Das letzte Jahr war kein einfaches, weder in der Chemie- noch in der Investoren-Welt. So sind wir umso glücklicher, die Seed-Runde mit phänomenalen Investoren und Partnern an unserer Seite zu starten und mit vielen Chemieunternehmen in gutem Austausch zu stehen. Wir freuen uns auf die nächsten Schritte.

Wie war die Reaktion des Markts und der Branche?

Wir erhalten viele Anfragen von Unternehmen und freuen uns über das große Interesse aus dem Markt. Die Synthesegas-basierte Chemieindustrie ist dabei nur ein Teil des Marktes. Eine Vielzahl an Anfragen erreichen uns auch aus der kunststoffverarbeitenden Industrie, in der sich die Unternehmen im Zuge der Scope 3 Emissionen Gedanken über die Recyclingfähigkeit ihrer Produkte machen. Das Recycling dieser ist aus verschiedensten Gründen selbst mit Technologien wie der Pyrolyse oder der Depolymerisation nicht möglich. Genau hier setzt Cyclize an. Wir wollen die richtig schwierigen Kunststoffabfälle wieder zum Rohstoff in Form von Synthesegas umwandeln und den Kohlenstoff erneut stofflich nutzen.

Würdet Ihr diesen Weg wieder gehen - oder gibt es etwas, was Ihr anders machen würdet?

Ja, unbedingt! Wir haben aus der bisherigen Reise viel gelernt, sind als Team und als Individuen gewachsen und freuen uns auf die nächsten Schritte mit wachsendem Team, hin zur Vision der Defossilisierung der Chemieindustrie.

Was können andere von Eurer Start-up-Geschichte lernen?
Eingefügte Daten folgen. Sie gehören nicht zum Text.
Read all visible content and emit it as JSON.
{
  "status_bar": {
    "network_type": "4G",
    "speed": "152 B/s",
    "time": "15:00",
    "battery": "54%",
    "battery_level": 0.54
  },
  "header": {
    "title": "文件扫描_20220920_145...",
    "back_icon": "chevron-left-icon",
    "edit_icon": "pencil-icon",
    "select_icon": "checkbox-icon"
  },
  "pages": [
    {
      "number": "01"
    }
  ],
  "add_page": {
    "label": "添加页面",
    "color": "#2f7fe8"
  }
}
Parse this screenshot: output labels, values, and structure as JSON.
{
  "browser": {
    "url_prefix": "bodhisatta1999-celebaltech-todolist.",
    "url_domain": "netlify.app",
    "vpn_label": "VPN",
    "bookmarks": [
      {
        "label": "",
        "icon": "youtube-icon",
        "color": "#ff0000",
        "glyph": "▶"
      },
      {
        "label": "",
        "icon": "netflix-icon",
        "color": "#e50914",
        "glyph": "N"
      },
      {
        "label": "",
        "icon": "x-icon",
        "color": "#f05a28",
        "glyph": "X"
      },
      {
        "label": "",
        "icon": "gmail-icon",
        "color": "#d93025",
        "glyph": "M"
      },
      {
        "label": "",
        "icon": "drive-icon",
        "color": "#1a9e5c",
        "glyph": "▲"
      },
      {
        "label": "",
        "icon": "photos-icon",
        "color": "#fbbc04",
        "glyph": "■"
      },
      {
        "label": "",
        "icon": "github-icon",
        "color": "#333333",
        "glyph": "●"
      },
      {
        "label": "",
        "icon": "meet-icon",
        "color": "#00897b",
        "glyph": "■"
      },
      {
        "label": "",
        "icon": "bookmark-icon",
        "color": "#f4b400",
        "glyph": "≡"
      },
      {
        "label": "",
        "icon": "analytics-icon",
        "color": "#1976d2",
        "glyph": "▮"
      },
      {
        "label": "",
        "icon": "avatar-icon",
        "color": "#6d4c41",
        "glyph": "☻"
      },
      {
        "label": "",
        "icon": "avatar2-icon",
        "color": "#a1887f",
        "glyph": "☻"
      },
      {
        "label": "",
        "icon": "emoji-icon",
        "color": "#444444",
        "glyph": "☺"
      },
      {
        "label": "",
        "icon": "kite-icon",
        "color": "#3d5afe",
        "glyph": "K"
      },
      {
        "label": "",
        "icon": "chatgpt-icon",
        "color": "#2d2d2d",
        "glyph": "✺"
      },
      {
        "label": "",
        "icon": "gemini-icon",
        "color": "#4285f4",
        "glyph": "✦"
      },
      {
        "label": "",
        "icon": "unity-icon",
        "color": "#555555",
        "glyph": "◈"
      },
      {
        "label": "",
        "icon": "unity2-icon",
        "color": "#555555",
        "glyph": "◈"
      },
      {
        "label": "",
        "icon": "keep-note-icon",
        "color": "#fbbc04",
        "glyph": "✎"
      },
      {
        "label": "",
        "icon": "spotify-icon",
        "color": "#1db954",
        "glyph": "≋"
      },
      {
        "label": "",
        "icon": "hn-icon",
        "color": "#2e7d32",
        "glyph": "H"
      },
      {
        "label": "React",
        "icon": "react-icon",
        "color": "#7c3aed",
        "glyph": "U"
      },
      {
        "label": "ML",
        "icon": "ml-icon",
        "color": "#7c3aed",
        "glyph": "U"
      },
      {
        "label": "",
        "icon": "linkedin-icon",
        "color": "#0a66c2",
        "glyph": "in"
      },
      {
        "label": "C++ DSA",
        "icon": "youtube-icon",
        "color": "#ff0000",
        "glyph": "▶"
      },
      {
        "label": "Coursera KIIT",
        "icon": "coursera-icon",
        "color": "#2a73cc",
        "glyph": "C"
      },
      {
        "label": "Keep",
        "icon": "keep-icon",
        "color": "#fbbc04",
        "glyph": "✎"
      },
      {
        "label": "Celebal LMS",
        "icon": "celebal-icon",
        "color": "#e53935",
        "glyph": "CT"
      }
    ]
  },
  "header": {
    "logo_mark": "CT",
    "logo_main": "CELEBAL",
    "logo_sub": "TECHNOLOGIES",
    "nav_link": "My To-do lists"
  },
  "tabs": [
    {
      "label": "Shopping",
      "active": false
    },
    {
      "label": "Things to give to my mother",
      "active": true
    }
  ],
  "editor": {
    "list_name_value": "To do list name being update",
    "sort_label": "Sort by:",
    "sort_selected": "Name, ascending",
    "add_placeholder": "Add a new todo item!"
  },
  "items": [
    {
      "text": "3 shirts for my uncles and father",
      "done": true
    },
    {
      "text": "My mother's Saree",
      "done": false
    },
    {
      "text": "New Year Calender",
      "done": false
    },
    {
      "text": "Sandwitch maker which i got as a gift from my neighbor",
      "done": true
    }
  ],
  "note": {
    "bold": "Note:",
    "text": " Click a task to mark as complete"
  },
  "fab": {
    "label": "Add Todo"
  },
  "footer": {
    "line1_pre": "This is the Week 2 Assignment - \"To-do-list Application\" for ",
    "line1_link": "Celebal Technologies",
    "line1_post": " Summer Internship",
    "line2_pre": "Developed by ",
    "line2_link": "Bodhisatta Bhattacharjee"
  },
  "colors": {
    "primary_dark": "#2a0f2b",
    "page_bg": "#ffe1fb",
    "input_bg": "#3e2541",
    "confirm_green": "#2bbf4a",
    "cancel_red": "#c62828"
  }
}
Auch wenn der Weg am Anfang weit scheint; nicht alles auf Anhieb klappt, auch nicht immer beim zweiten und dritten Versuch; es lohnt sich, zusammen dran zu bleiben. Das Team ist neben der Technologie das wichtigste Gut als junges Startup. Es lohnt sich, aktiv am Team zu arbeiten. Wir sagen immer Arbeit am Unternehmen, nicht nur im Unternehmen. Das ist Anfangs schwierig, weil es immer viel zu tun gibt, aber wenn die Basis - das Team - nicht stimmt, wird auch das Technologie-Gerüst darauf herausfordernd.